Question:5x - 6/x = 13What is the value of the positive solution to the given equation?

1. TRANSLATE the problem information

• Given equation: \(5\mathrm{x} - \frac{6}{\mathrm{x}} = 13\)
• Find: positive solution value
• Note: \(\mathrm{x} \neq 0\) (since x appears in denominator)

2. INFER the solution strategy

• The fraction \(\frac{6}{\mathrm{x}}\) makes this challenging to solve directly
• Strategy: eliminate the fraction first by multiplying both sides by x
• This will create a quadratic equation we can solve

3. SIMPLIFY by eliminating the fraction

• Multiply both sides by x: \(\mathrm{x}(5\mathrm{x} - \frac{6}{\mathrm{x}}) = \mathrm{x}(13)\)
• Left side: \(\mathrm{x}(5\mathrm{x}) - \mathrm{x}(\frac{6}{\mathrm{x}}) = 5\mathrm{x}^2 - 6\)
• Right side: \(\mathrm{x}(13) = 13\mathrm{x}\)
• Result: \(5\mathrm{x}^2 - 6 = 13\mathrm{x}\)

4. SIMPLIFY to standard quadratic form

• Move all terms to left side: \(5\mathrm{x}^2 - 6 - 13\mathrm{x} = 0\)
• Rearrange: \(5\mathrm{x}^2 - 13\mathrm{x} - 6 = 0\)

5. INFER factoring approach and SIMPLIFY the quadratic

• For factoring, need two numbers that multiply to \(\mathrm{ac} = 5(-6) = -30\) and sum to \(\mathrm{b} = -13\)
• Those numbers are -15 and 2: \((-15)(2) = -30\) and \(-15 + 2 = -13\)
• Rewrite middle term: \(5\mathrm{x}^2 - 15\mathrm{x} + 2\mathrm{x} - 6 = 0\)
• Factor by grouping: \(5\mathrm{x}(\mathrm{x} - 3) + 2(\mathrm{x} - 3) = 0\)
• Factor completely: \((5\mathrm{x} + 2)(\mathrm{x} - 3) = 0\)

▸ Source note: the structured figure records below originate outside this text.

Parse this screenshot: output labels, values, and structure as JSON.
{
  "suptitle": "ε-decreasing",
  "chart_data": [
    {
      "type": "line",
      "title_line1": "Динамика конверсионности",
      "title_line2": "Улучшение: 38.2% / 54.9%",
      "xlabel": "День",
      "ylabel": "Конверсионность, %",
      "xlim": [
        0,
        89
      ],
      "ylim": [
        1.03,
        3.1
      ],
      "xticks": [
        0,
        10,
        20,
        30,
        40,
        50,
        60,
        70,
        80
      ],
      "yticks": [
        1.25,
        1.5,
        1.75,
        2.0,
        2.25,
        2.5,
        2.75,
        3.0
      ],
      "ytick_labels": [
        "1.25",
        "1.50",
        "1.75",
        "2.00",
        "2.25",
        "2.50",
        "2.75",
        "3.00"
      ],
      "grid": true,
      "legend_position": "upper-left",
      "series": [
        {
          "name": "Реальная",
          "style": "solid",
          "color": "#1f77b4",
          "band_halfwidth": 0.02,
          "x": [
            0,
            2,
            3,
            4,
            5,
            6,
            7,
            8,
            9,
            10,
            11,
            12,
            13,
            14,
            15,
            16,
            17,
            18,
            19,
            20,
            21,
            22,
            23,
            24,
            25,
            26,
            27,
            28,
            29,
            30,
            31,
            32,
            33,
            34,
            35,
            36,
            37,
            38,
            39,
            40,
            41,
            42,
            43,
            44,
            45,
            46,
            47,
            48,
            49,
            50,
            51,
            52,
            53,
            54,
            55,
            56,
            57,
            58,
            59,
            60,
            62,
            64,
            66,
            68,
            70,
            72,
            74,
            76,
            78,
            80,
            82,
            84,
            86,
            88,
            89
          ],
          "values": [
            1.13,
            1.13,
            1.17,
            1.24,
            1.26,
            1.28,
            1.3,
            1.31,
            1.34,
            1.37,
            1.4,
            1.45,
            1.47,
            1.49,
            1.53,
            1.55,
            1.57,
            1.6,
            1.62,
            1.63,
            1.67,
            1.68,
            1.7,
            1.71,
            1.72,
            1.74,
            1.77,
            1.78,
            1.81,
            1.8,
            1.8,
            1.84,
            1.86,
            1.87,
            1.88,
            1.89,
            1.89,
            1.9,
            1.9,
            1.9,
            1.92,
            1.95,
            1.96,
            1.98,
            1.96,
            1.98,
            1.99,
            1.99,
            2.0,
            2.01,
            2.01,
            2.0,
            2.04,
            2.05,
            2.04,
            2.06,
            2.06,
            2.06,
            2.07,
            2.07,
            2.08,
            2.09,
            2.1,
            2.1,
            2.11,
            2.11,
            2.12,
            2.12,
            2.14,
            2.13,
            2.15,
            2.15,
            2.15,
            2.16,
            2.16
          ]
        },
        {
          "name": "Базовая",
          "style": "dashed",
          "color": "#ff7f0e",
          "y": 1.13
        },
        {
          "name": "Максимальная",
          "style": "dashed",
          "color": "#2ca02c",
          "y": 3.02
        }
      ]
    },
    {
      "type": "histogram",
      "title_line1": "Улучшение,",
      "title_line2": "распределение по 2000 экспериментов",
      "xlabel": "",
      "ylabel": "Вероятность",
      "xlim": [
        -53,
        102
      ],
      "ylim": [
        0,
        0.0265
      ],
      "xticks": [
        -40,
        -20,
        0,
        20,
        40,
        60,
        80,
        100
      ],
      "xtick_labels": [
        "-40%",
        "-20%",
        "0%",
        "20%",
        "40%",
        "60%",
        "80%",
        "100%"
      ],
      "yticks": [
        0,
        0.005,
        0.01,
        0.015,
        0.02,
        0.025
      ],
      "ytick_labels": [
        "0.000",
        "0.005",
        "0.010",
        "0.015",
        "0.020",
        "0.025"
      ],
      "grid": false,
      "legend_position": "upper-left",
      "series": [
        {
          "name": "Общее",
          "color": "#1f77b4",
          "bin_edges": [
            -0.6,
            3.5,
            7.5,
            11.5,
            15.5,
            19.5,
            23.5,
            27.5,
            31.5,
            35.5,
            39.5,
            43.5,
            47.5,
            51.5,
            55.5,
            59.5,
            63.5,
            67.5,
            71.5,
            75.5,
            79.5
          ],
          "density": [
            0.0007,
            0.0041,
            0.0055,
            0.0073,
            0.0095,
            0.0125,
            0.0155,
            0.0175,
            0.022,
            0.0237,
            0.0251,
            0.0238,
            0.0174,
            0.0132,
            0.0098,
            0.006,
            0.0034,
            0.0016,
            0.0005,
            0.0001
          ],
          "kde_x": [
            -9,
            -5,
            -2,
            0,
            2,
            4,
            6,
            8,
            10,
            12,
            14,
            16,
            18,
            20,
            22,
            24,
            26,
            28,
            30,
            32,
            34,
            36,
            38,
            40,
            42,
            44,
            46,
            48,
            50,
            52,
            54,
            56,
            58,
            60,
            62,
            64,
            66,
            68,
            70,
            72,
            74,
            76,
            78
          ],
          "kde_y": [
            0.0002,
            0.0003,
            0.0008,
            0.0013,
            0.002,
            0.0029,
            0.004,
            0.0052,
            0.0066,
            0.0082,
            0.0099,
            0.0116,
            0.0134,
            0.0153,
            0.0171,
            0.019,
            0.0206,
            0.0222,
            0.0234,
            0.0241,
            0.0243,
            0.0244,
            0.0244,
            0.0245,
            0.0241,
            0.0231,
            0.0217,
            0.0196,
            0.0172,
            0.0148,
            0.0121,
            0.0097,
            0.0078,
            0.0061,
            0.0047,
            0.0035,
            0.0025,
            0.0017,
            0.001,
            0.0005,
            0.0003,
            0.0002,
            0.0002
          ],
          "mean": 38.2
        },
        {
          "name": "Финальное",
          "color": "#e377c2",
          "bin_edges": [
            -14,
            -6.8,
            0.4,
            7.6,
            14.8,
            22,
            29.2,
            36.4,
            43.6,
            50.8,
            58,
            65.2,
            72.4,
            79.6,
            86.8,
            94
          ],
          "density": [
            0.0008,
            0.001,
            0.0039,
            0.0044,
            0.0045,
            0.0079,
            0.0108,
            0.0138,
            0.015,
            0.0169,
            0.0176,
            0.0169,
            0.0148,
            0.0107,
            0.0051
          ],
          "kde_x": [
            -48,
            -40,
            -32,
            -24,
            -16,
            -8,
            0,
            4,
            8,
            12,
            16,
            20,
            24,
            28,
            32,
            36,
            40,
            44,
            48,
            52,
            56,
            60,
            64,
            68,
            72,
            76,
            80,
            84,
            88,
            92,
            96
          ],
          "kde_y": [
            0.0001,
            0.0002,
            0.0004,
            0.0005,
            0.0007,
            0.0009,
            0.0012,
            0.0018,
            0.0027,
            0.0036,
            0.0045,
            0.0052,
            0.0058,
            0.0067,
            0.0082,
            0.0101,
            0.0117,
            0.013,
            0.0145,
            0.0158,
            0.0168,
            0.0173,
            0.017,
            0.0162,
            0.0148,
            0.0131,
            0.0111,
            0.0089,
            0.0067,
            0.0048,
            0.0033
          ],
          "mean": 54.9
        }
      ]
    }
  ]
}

6. APPLY zero product property

• If \((5\mathrm{x} + 2)(\mathrm{x} - 3) = 0\), then either factor equals zero
• \(5\mathrm{x} + 2 = 0\) → \(\mathrm{x} = -\frac{2}{5}\)
• \(\mathrm{x} - 3 = 0\) → \(\mathrm{x} = 3\)

7. APPLY CONSTRAINTS to select final answer

• Both solutions are mathematically valid
• Question asks for the positive solution
• Since \(-\frac{2}{5}\) is negative and 3 is positive: \(\mathrm{x} = 3\)

Answer: C. 3

Why Students Usually Falter on This Problem

Most Common Error Path:

Weak SIMPLIFY execution: Making algebraic errors when multiplying by x or rearranging to standard form

Students often make sign errors when moving terms around, leading to incorrect quadratics like \(5\mathrm{x}^2 + 13\mathrm{x} - 6 = 0\) instead of \(5\mathrm{x}^2 - 13\mathrm{x} - 6 = 0\). This changes the factoring completely and produces wrong solutions. They might end up with factors like \((5\mathrm{x} - 2)(\mathrm{x} + 3) = 0\), giving solutions \(\mathrm{x} = \frac{2}{5}\) and \(\mathrm{x} = -3\), leading them to select Choice A (2/5) as the positive answer.

Second Most Common Error:

Poor INFER reasoning: Attempting to solve the rational equation without eliminating the fraction first

Some students try to work with \(5\mathrm{x} - \frac{6}{\mathrm{x}} = 13\) directly, perhaps trying to isolate x in steps without a clear strategy. They might manipulate it incorrectly, getting confused about how to handle the \(\frac{6}{\mathrm{x}}\) term, and eventually abandon systematic solution. This leads to confusion and guessing among the answer choices.

The Bottom Line:

This problem requires systematic algebraic manipulation through multiple steps. The key insight is recognizing that multiplying by x transforms a challenging rational equation into a familiar quadratic equation that can be factored and solved using standard techniques.